"Era il 1980 e dalle vetrine di King’s Road del primo store della stilista spuntavano chiodi di pelle, anfibi, scaldamuscoli di lana pieni di buchi, cappelli buffi e guanti senza dita..."
Ci vendevano anche il popper nel primo negozio di Vivienne Westwood a Londra. Una sostanza stupefacente racchiusa in boccettini di vetro. Se la annusavi sballavi. Era legale e odorava un po’ di colla. Era il 1980 e dalle vetrine di King’s Road del primo store della stilista spuntavano chiodi di pelle, anfibi, scaldamuscoli di lana pieni di buchi, cappelli buffi e guanti senza dita come quelli della vecchietta che chiede l’elemosina nel film Mary Poppins. O come quelli che indosserebbe La mano della Famiglia Addams.

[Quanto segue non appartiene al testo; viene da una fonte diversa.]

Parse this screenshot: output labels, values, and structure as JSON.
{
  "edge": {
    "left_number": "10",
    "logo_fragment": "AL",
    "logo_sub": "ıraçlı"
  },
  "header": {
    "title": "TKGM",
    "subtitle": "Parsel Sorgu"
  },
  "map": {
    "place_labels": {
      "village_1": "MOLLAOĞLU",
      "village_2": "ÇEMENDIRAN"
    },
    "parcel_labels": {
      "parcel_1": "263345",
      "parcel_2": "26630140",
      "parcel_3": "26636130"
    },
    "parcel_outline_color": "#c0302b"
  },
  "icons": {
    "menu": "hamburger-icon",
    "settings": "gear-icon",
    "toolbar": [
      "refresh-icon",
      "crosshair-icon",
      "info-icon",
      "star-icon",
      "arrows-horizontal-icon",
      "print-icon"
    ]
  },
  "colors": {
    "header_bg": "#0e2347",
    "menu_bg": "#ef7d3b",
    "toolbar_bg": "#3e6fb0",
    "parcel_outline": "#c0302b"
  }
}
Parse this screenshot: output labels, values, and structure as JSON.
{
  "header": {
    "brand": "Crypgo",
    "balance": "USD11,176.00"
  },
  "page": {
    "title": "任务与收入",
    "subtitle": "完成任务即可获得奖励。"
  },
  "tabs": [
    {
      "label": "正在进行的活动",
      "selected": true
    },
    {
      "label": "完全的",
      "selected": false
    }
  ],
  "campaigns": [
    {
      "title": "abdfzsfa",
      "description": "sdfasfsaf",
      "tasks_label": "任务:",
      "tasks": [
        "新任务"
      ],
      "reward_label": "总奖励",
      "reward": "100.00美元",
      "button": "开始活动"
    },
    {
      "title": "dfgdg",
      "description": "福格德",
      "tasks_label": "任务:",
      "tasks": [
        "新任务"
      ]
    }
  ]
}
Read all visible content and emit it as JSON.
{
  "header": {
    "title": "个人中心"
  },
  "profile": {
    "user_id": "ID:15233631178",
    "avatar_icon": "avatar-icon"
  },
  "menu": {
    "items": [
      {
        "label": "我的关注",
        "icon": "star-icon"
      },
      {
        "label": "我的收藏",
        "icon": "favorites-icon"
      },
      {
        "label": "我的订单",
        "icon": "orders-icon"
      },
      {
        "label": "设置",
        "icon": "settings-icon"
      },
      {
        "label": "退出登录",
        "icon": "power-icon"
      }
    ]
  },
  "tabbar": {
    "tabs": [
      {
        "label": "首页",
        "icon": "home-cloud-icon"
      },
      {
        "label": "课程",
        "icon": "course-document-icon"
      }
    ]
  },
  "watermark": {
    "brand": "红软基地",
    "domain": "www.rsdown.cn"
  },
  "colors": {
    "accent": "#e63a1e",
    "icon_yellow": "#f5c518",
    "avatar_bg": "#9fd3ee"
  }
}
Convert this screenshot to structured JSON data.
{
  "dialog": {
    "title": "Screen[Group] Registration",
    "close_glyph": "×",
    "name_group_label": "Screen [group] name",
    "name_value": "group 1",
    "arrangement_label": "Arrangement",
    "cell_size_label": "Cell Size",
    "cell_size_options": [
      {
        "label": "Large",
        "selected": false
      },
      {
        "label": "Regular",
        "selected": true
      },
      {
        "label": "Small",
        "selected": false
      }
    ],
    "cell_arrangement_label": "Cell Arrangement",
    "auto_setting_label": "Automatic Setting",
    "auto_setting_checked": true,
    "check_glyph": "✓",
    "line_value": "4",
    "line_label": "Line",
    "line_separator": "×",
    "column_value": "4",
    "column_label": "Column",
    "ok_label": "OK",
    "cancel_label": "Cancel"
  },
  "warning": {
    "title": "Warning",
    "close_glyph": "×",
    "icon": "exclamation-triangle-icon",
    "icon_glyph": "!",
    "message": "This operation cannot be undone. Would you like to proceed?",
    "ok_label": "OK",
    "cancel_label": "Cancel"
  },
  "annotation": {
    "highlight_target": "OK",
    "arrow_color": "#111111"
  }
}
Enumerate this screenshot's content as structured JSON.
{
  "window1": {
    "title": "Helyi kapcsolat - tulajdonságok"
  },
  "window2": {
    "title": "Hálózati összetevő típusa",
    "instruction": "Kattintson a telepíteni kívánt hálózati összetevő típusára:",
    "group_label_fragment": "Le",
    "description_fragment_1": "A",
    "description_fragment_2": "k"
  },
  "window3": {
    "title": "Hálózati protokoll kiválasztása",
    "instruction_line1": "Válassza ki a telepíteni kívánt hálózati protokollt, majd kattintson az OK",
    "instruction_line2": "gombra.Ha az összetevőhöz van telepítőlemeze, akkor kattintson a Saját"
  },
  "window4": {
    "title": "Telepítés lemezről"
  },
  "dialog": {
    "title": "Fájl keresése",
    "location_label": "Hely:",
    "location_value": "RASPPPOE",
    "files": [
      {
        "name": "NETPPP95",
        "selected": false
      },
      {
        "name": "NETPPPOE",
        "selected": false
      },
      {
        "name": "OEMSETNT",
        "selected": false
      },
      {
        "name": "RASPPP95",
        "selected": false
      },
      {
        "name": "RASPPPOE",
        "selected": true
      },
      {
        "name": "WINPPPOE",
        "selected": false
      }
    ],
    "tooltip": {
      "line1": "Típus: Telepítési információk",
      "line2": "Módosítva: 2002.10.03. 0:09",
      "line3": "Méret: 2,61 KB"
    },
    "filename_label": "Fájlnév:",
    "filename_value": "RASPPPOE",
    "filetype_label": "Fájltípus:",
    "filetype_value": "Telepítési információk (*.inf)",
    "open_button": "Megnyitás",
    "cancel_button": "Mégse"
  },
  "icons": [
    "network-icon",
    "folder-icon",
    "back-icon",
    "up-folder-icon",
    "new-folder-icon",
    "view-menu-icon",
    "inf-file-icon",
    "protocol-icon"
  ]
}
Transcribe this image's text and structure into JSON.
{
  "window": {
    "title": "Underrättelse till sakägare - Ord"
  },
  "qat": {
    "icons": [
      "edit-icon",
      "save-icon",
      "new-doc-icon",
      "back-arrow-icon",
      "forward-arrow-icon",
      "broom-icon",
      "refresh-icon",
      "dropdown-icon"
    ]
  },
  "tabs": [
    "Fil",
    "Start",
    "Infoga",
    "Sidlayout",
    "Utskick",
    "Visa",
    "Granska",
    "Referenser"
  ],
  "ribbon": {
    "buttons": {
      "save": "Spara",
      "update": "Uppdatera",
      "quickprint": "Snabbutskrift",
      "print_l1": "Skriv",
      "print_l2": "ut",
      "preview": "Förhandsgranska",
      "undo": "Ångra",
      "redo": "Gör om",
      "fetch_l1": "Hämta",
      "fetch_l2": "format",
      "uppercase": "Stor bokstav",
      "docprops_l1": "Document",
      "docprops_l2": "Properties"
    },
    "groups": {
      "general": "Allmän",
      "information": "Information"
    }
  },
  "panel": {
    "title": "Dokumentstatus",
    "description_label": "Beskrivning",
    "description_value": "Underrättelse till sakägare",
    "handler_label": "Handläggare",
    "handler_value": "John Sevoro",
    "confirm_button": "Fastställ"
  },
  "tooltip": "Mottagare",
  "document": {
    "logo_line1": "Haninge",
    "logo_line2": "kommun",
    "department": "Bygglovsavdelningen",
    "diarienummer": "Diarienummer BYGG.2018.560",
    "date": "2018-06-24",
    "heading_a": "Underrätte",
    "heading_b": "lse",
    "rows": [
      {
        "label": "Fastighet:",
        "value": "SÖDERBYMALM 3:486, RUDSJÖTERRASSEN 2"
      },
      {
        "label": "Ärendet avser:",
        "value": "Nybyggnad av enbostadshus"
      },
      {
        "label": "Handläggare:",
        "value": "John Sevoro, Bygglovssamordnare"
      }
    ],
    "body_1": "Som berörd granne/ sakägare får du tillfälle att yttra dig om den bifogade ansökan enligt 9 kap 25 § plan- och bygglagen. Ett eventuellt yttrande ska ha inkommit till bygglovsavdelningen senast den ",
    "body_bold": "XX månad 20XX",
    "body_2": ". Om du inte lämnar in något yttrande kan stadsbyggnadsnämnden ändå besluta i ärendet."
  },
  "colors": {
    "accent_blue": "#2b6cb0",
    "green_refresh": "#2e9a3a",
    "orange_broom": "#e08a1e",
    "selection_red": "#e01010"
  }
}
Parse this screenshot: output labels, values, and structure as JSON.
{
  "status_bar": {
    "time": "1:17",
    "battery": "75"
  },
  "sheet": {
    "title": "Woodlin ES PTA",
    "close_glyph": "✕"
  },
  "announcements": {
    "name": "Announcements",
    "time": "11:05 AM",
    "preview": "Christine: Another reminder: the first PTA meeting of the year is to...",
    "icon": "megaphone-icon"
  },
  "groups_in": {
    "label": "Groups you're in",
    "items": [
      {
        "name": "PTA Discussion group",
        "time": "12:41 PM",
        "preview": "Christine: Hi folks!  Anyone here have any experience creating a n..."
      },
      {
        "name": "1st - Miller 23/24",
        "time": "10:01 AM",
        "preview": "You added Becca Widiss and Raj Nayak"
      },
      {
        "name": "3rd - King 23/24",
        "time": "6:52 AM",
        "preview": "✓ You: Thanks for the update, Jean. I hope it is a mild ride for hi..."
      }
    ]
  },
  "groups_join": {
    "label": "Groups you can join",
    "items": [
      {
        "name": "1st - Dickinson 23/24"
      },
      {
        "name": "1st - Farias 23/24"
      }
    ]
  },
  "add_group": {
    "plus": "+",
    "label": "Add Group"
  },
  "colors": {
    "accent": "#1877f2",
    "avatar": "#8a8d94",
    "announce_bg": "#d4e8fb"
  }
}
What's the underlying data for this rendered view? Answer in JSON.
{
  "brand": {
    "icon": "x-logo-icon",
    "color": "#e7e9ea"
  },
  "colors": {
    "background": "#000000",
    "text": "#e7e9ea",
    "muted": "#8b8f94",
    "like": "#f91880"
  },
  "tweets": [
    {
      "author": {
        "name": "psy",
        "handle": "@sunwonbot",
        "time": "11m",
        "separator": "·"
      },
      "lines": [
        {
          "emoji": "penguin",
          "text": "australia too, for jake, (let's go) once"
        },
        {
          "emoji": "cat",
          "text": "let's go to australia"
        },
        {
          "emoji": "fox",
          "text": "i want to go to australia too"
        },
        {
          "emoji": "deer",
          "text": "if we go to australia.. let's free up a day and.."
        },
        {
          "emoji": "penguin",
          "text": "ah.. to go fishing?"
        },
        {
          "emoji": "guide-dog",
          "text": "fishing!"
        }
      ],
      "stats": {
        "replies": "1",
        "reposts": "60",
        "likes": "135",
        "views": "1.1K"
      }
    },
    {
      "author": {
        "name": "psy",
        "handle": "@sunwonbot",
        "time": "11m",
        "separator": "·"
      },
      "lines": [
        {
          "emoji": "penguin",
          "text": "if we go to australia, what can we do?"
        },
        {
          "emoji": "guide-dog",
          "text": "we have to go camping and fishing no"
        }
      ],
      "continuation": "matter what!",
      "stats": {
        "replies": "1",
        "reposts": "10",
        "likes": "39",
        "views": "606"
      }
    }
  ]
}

Dentro era il caos: non come oggi. Apparentemente nessuna eleganza, colori dark e per chi entrava il senso di fare qualcosa di trasgressivo. Perché? Il punk contagiava tutti o quasi. Ovunque. Persino mia sorella. Chioma di due colori, minigonna di pelle, calze a rete rotte, orecchini a punta di lancia, maglietta strappata con scritte, sguardo rabbioso (le suore dell’ostello ci cacciarono perché lei e la sua amica macchiavano i cuscini con i residui di spray fucsia e verde sui capelli).
Che ci facevamo lì? Andavamo d’estate a imparar l’inglese lavorando nei ristoranti. Io da minorenne avevo trovato come ‘chambermaid’ (chi rifà le camere) in un albergo putrido e poi come cameriera al Pucci Pizza nella stessa King’s Road, meta di gente dello spettacolo. Avevo servito gli agnolotti surgelati persino a Simon Le Bon e gli erano tanto piaciuti da lasciarmi la mancia. Appena finito di lavorare si prendeva il taxi collettivo chiamandolo con la mano per indicare la direzione e si andava all’Hippodrome, la discoteca in Leicester Square dove altri italiani ci facevano entrare e ci davano da bere gratis. Nei locali di musica punk i Clash cantavamo “London Calling” e i Sex Pistols “God save the Queen”.
Che c’entra tutto questo con Vivienne Westwood? Eccome se c’entra. Londra era piena zeppa di ragazzi e ragazze punk e lo stile che lei stava lanciando era il simbolo di quella riflessione, di quel grido, di quella ribellione. Il suo compagno era il manager Malcom McLaren, il manager dei sex Pistols. Fra i tantissimi italiani che arrivavano nella capitale del Regno Unito la gran parte vestiva così e aveva il ghigno e l’inquietudine di chi non accetta le regole imposte dall’alto. Alcuni maschi della nostra penisola in età da naja scappavano a Londra per starci qualche anno ed evitare il servizio militare. Gli appartamenti economici da condividere si trovavano nelle zone periferiche, erano quelli con la moquette lercia e consunta, la doccia in comune e il telefono a gettoni sulle scale.
Povertà temporanea? Per chi ci stava solo qualche settimana e lavorava dove capitava sì. Restava però qualche sterlina per piccole cianfrusaglie al mercatino di Portobello, un vinile introvabile in Italia e un accessorio dalla Westwood. Per chi invece ci stava parecchio, fino al reperimento di un impiego tramite i job center (efficaci e funzionanti) era a disposizione una misura di reddito sociale, una sorta di reddito di cittadinanza.
L’atmosfera di quella Londra piovosa anche d’estate? Pazzesca: l’impressione era di essere atterrati in un mondo da raccontare subito. Immediatamente, se no spariva. Fra i dettagli di stile più buffi? Le ragazze nella tube con il trench e i collant color carne indossati sotto i sandali col tacco. Tutto qui? C’è di più. E non è un dettaglio. Era il 1980 e la manifestazione per il Gay Pride sembrava una sfilata calma e composta, of course. Ogni tot persone camminavano i poliziotti. Passava proprio da King’s Road e in prima fila uomini travestiti in abiti storici femminili mi chiesero di aderire: “Hey, Come with us!”. Gentilissimi. A differenza di mia sorella e della sua amica, che vestivano alla Westwood, io indossavo una gonna a palloncino verde prato comprata nei saldi del negozio di Fiorucci appena aperto a Londra. Avevo i capelli lunghi e rossi con il cerchietto. Sembravo Alice nel Paese delle Meraviglie. Perfetta fra i punk e gli uomini vestiti da regine.